Both NF-κB and c-Jun/AP-1 involved in anti-β2GPI/β2GPI-induced tissue factor expression in monocytes

Summary Our previous data has demonstrated that Toll-like receptor 4 (TLR4) and its signalling pathway can contribute to anti-β2-glycoprotein I/β2-glycoprotein I (anti-β2GPI/β2GPI) -induced tissue factor (TF) expression in human blood monocytes and acute monocytic leukaemia cell line THP-1. However, its downstream nuclear transcription factors have not been well explored. In the current study, we further investigated whether nuclear factor kappa B (NF-κB) and activator protein (AP-1) were activated and their roles in anti-β2GPI/β2GPI complex stimulating TF expression. The results showed that treatment of the cells with anti-β2GPI (10 µg/ml)/β2GPI (100 mg/ml) complex could markedly increase the levels of phosphorylated NF-κB (p-NF-κB p65) and c-Jun/AP-1 (p-c-Jun), as well as TF expression.
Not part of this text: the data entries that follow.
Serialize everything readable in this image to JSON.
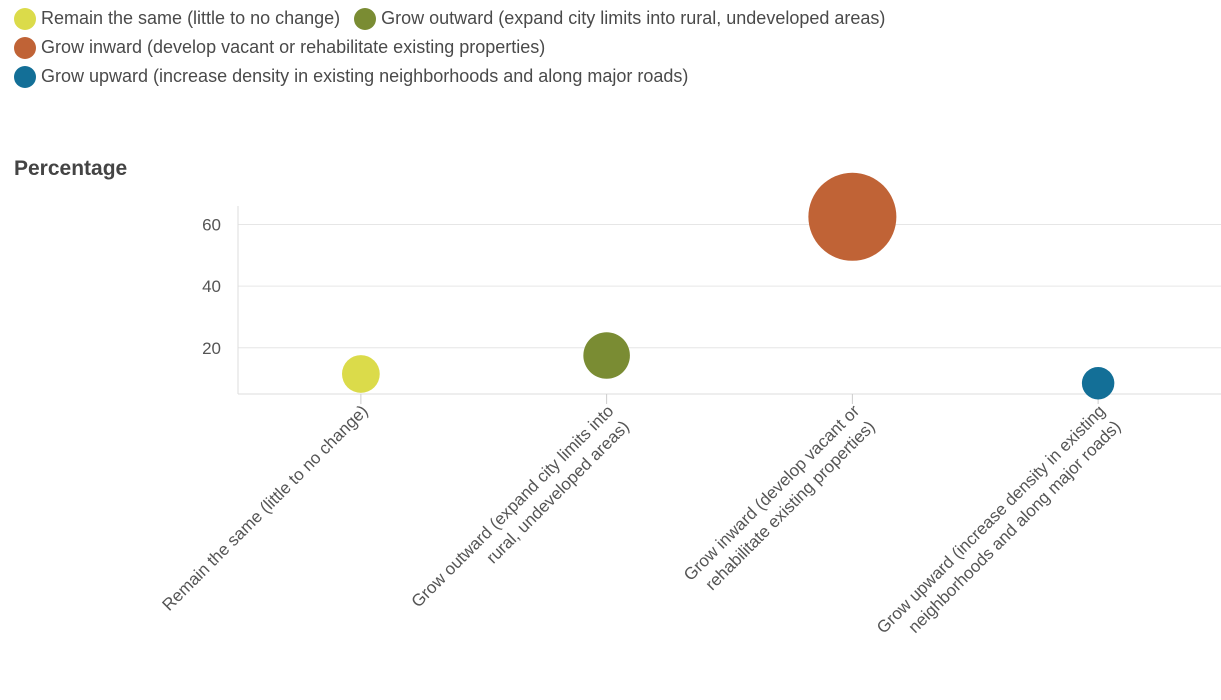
{
  "legend": [
    {
      "label": "Remain the same (little to no change)",
      "color": "#dbdb4a"
    },
    {
      "label": "Grow outward (expand city limits into rural, undeveloped areas)",
      "color": "#7a8c33"
    },
    {
      "label": "Grow inward (develop vacant or rehabilitate existing properties)",
      "color": "#c06336"
    },
    {
      "label": "Grow upward (increase density in existing neighborhoods and along major roads)",
      "color": "#136f97"
    }
  ],
  "chart_data": {
    "type": "scatter",
    "ylabel": "Percentage",
    "yticks": [
      20,
      40,
      60
    ],
    "ylim": [
      5,
      66
    ],
    "grid": true,
    "legend_position": "top-left",
    "categories": [
      [
        "Remain the same (little to no change)"
      ],
      [
        "Grow outward (expand city limits into",
        "rural, undeveloped areas)"
      ],
      [
        "Grow inward (develop vacant or",
        "rehabilitate existing properties)"
      ],
      [
        "Grow upward (increase density in existing",
        "neighborhoods and along major roads)"
      ]
    ],
    "values": [
      11.5,
      17.5,
      62.5,
      8.5
    ],
    "colors": [
      "#dbdb4a",
      "#7a8c33",
      "#c06336",
      "#136f97"
    ]
  }
}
Both NF-κB inhibitor PDTC (20 µM) and AP-1 inhibitor curcumin (25 mM) could attenuate TF expression induced by anti-β2GPI/β2GPI or APS-IgG/β2GPI complex. Combination of any two inhibitors of MAPKs (SB203580/U0126 or SB203580/SP600125 or U0126/SP600125) could decrease activation of NF-κB. SB203580/SP600125 or U0126/SP600125, but not SB203580/U0126, could reduce the phosphorylation of c-Jun/AP-1. Neither NF-κB nor c-Jun/AP-1 activation caused by anti-β2GPI/β2GPI complex could be affected by TLR4 inhibitor TAK-242. In conclusion, our results indicate that both NF-κB and c-Jun/AP-1 can be activated and play important roles in the process of anti-β2GPI/β2GPI-induced TF expression in monocytes, thereby contributing to the pathological processes of antiphospholipid syndrome.